Light (in fact everything) is a wave, with some traditional particle properties added in. It's relatively easy to wrap your head around the weirdness from that point of view. It's almost impossible to make sense of it from a "particle with wave properties" view.
It's also worth noting that it is not observation, but measurement that matters. All observation is measurement but not all measurements are observations.
Basically, to measure something, you need to hit it with something else. Using a particle analogy (since the wave version is FAR less intuitive), imagine a pool ball, rolling down a table. You can only detect balls hitting the cushions. To measure where it is, in between, you need to roll additional balls across the table. In traditional physics, these balls can be thrown as lightly as you like, as accurately as you like. Unfortunately, the wave nature of the system imposes lower limits on this. When you throw a ball, it changes the ball it hits. To gain information, you end up damaging or destroying the system you are measuring.
In quantum mechanical terms, the wave function is collapsed. In fact, it's combined with the new particles you used to measure things.
In the original post. When you're not looking, the wave of the photon passes through both spits, it then interferes with itself. Only when it reaches the detector is it collapsed (by interacting with the atoms of the detector). When you try and measure which slit it went through, you introduce a new wave. This changes the shape of the original, and makes it appear like a particle.
This is quite a fun way of making yourself think in terms of waves. https://www.andreinc.net/2024/02/06/the-sinusoidal-tetris
I think this is the part I've always have had issue trying to understand, thanks for helping clarify with an example.
"I want to emphasize that light comes in this form-particles. It is very important to know that light behaves like particles, especially for those of you who have gone to school, where you were probably told something about light behaving like waves. I'm telling you the way it does behave- like particles."
Richard Feynman, "QED The Strange Theory of Light and Matter." Introduction, Page 15.
As you read deeper, it's more and more obvious. Light is neither. It's a quantum mechanical object that has no direct analog in classical physics.
Under some conditions, the wave properties are dominant. In others, the particle. In most quantum mechanical problems, both are present.
My main point is that you get log jammed if you try and add the wave properties to a particle concept. There's nothing it can properly connect to. However, a wave can look like a particle, if you set it up right, and squint hard enough. In graph form, it's normal distribution with standard deviation close to zero. Basically a spike, with some slight rounding. It's far from perfect, but it gives our limited brains an anchor to work from.
I would agree that light is neither but Feynman is very adamant that it's a particle and he describes all the properties of light using a particle only model. It's much simpler conceptually to keep everything as a particle than treating light as a wave that sometimes collapses to a particle.
In his book he used the Mayan numbering system as an analogy. You can do everything in math by counting one by one, it's only extremely cumbersome.

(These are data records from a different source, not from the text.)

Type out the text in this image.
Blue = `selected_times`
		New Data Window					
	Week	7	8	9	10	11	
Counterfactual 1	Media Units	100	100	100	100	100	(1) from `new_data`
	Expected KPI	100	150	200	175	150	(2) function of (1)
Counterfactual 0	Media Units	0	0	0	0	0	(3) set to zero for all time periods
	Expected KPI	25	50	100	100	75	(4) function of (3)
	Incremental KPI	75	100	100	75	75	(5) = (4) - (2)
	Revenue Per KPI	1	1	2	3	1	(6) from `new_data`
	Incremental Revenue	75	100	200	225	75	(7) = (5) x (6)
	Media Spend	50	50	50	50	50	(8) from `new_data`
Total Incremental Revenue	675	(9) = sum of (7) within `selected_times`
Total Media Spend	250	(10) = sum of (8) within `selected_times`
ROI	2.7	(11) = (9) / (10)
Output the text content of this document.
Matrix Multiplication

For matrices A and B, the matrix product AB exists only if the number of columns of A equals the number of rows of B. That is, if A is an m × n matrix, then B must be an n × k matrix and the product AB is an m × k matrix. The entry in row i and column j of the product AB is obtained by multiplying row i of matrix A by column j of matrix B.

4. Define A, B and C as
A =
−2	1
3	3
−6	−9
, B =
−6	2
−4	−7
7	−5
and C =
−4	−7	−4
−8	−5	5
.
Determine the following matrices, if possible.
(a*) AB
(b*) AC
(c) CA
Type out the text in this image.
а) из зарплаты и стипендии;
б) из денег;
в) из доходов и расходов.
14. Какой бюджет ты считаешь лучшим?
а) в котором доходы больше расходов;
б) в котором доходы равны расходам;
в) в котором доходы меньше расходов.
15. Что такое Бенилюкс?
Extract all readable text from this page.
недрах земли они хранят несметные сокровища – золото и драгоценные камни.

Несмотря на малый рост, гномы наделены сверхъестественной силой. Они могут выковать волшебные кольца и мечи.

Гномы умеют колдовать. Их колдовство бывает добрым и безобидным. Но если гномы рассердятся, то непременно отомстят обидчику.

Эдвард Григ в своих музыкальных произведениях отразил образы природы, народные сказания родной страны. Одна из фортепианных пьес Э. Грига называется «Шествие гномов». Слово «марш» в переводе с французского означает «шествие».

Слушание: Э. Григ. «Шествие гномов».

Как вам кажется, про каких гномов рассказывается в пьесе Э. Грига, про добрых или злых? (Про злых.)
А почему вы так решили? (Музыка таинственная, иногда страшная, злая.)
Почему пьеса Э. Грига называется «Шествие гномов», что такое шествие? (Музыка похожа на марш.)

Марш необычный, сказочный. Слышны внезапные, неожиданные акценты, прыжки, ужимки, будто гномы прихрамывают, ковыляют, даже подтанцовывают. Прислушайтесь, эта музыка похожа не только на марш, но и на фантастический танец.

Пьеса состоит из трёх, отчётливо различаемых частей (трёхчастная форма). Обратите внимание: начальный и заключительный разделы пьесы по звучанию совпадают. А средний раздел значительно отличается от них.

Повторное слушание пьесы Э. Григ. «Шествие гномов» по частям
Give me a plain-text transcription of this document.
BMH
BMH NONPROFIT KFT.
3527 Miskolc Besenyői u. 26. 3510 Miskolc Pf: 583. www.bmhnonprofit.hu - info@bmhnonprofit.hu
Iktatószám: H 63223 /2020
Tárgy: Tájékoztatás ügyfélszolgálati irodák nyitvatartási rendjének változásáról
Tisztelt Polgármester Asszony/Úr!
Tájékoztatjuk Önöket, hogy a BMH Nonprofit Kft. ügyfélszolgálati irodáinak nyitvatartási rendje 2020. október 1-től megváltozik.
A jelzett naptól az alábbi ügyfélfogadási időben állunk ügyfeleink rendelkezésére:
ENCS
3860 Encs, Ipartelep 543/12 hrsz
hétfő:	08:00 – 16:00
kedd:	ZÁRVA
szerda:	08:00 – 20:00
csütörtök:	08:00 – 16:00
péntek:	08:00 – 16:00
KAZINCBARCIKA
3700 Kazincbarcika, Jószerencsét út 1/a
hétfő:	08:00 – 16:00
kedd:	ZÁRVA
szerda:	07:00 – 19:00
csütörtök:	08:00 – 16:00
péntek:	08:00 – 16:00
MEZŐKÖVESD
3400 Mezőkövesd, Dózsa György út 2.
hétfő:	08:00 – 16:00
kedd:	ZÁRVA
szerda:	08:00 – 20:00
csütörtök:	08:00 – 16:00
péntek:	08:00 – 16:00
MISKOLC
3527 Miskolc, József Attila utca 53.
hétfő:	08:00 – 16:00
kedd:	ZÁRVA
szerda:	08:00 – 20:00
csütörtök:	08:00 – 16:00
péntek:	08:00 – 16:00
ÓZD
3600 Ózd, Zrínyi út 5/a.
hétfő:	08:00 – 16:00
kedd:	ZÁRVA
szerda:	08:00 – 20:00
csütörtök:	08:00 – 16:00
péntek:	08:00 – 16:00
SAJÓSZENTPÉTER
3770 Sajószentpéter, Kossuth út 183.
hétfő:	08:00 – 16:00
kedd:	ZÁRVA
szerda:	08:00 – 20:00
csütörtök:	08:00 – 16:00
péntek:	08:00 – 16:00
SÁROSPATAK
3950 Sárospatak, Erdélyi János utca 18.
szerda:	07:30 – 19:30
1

In a similar way he saw waves as a mathematical method to make calculating particles easier in some situations. But underlying the fancy math, it's still counting one by one.
Feynman argues that you can calculate and observe everything as only particles but you can never observe waves and have to make waves instantly transform into particles if you treat them as waves.
Light is a particle and a wave, maybe?
Most particles are, researchers have shown that even macro-molecular objects like buckyballs behave like a wave in the double slit experiment.
I get that part. With absolutely no disrespect or jokes to the person who asked why there was a duality to the meme, I was actually wondering if the question was another joke I wasn't understanding. (Many comment-based double entendres fly over my head, unfortunately.)
Still though, this whole area of science is confusing, especially when trying to understand EM radiation from antennas. You can shake some electrons in a metal wire and generate a wave (of photons?) that can cause the electrons in another wire to ocillate. (It's really weird when you think a little on that.)
I have heard the word "photon" being used in regards to EM recently, and that is confusing me a bit. It seems legit on the surface when thinking about how energy is transferred, but it also kinda doesn't. Would you happen to have any clarity on that?
I would suggest reading the book QED: The Strange Theory of Light and Matter by Richard Feynman. He won the Nobel Prize for his theory of how light and matter interact and it has been tested to more accuracy than even Einstein's Theory of Gravity.
The book is written for anyone to understand without any mathematics.
What makes his explanations so simple is he is adamant that photons are particles and explains everything as particles interacting.
So your question about EM becomes: an electron in a metal emits a photon, the photon travels until it hits another electron in a piece of metal, that electron's energy is measured and you received the signal.
Thanks for the details. I am to the point now that the concepts are clear enough that solid literature could fill in some blanks. (It's taken me about a year or so before I could actually begin to visualize wave/particle concepts. Not gonna lie: PBS Space Time and Sabine Hossenfelder videos helped a ton.)
Ok, cool. The issue was that I had previously visualized the EM wave as being more akin to how electrons flow through wires, but with more magic involved. Once I started to revisit many my core conceptual beliefs, there was a ton that didn't make sense. Basically, you just gave me some validation, thanks. (There aren't too many people in my life that are interested in the nuances of photons, believe it or not.)